Hoy, a member of the Special Agent Security team for the commander, U.S. Transportation Command, topped 60 Marines and three other Air Force members in his class.

"I'm always looking for opportunities to acquire joint training, joint knowledge," Hoy continued, "and the Air Force has a program that allows you, depending on your rank, to attend different sister service PMEs." So the services that were available to E7 without a line number for E8 are the U.S. Coast Guard academy and the Marine Corps academy."

According to Hoy, he's always been fond of the Marine Corps and before he enlisted, was torn between the Air Force and the Marine Corps, "I felt the Air Force was more in line with my long term goals in law enforcement," he said, "but I always kind of wondered what it would be like if I had been in the Marine Corps."

The seven-week-course at Camp Lejune, North Carolina, gave him the chance to find out.

Airmen and Marines may be thought of as occupying different ends of the toughness spectrum, which is not meant to be derogatory by any means. It's just that the Marines are known for their ability to handle the most difficult situations, anywhere, at any time.

"The Marine Corps highly values physical fitness and that was very obvious going through the course," Hoy continued. "It seemed physical fitness was the priority even over the academics. There was a lot more intensity and frequency."

While Hoy is not a stranger to the physical and tactical side of military training, he said the fitness training involved many group runs, which often involved carrying a team mate on his shoulders, or on a litter, through mud and obstacles.

"My first career field was Security Forces and we did a lot of airbase defense and ground combat, kind of the grunt work of the Air Force, but I don't ever recall getting that dirty, as I did doing that. It was a lot of fun."

So, how did a group of Marine gunnery sergeants react to an airman beating them at their own game?
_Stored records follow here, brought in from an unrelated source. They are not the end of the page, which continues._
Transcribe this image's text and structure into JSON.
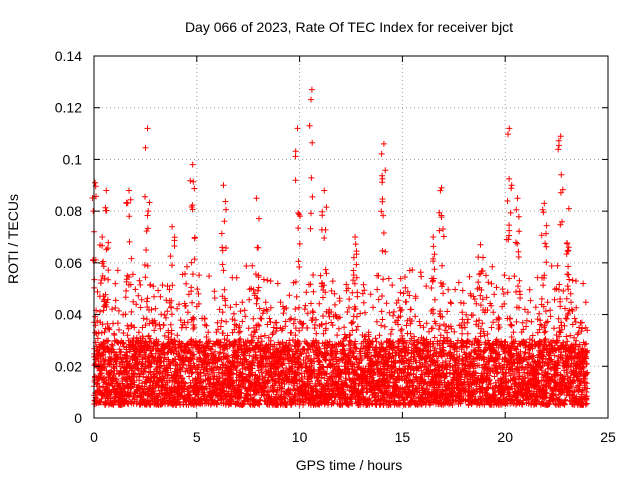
{
  "chart_data": {
    "type": "scatter",
    "title": "Day 066 of 2023, Rate Of TEC Index for receiver bjct",
    "xlabel": "GPS time / hours",
    "ylabel": "ROTI / TECUs",
    "xlim": [
      0,
      25
    ],
    "ylim": [
      0,
      0.14
    ],
    "xticks": [
      0,
      5,
      10,
      15,
      20,
      25
    ],
    "yticks": [
      0,
      0.02,
      0.04,
      0.06,
      0.08,
      0.1,
      0.12,
      0.14
    ],
    "xtick_labels": [
      "0",
      "5",
      "10",
      "15",
      "20",
      "25"
    ],
    "ytick_labels": [
      "0",
      "0.02",
      "0.04",
      "0.06",
      "0.08",
      "0.1",
      "0.12",
      "0.14"
    ],
    "grid": true,
    "marker": "+",
    "color": "#ff0000",
    "series": [
      {
        "name": "ROTI",
        "description_of_data_range": "dense points from 0.0 to 24.0 h",
        "baseline_band": [
          0.005,
          0.03
        ],
        "upper_envelope": [
          {
            "x": 0.05,
            "y": 0.091
          },
          {
            "x": 0.4,
            "y": 0.07
          },
          {
            "x": 0.6,
            "y": 0.088
          },
          {
            "x": 1.7,
            "y": 0.088
          },
          {
            "x": 2.6,
            "y": 0.112
          },
          {
            "x": 3.8,
            "y": 0.074
          },
          {
            "x": 4.8,
            "y": 0.098
          },
          {
            "x": 6.3,
            "y": 0.09
          },
          {
            "x": 7.9,
            "y": 0.085
          },
          {
            "x": 9.9,
            "y": 0.112
          },
          {
            "x": 10.6,
            "y": 0.127
          },
          {
            "x": 11.2,
            "y": 0.088
          },
          {
            "x": 12.7,
            "y": 0.07
          },
          {
            "x": 14.1,
            "y": 0.106
          },
          {
            "x": 16.5,
            "y": 0.07
          },
          {
            "x": 16.9,
            "y": 0.089
          },
          {
            "x": 18.8,
            "y": 0.067
          },
          {
            "x": 20.2,
            "y": 0.112
          },
          {
            "x": 20.6,
            "y": 0.085
          },
          {
            "x": 21.9,
            "y": 0.083
          },
          {
            "x": 22.7,
            "y": 0.109
          },
          {
            "x": 23.1,
            "y": 0.081
          }
        ]
      }
    ]
  }
}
"I think generally everyone was supportive," Hoy said. "My team was really happy to have me as honor grad. I think some of their leadership gave the Marines a hard time when it was announced I would be the honor grad.

"The sergeant major came in front of the rest of the class," Hoy continued, "shook my hand, and said, 'you did a really good job while you were here representing the Air Force.' Then he looked out at all the gunnery sergeants and said, 'the rest of you are all scum bags. How could you let an airman come in here and take the honor grad award.' Of course he was joking with them."

According to Hoy, he really enjoyed hearing his classmates' experiences in the Marine Corps.

"It was a lot of fun. Just sharing the stories and experiences on what it's like to live in the Marine Corps. The Marine Corps is definitely a lifestyle. The Marines had a haircut every Monday morning. I did it, too. I wanted to get the full experience.

"They were great, very talented professional gunny sergeants," Hoy continued. "Most of these guys had frequent combat tours and a lot of them are decorated, and rightfully so, because they go through a lot, in the Marine Corps, to become a gunnery sergeant."

There's usually something that sticks in your mind after unique experience.

"I really respected their camaraderie, and they didn't fear confrontation," Hoy said. "So they held each other accountable all the time. They weren't afraid to correct their peers.

"And one thing I really liked - their attention to readiness, to be able to go to war, anywhere on the globe," Hoy added. "They have a really good approach and a philosophy to forecasting, in their training schedules, what they are going to do throughout the year to stay ready for when the call comes and they have to deploy. I wanted to take some of that back to my unit in the Air Force."

Hoy had nothing but positive comments on the entire experience.

"I highly recommend it to other Air Force members considering sister service PME," Hoy said, "because it gives a good perspective as to what the other services bring to the fight, and a good appreciation to the joint environment that we are operating in these days.

"I told them (his Marine classmates), from day one, that I was there to win their respect, Hoy added, "because I respected them very much."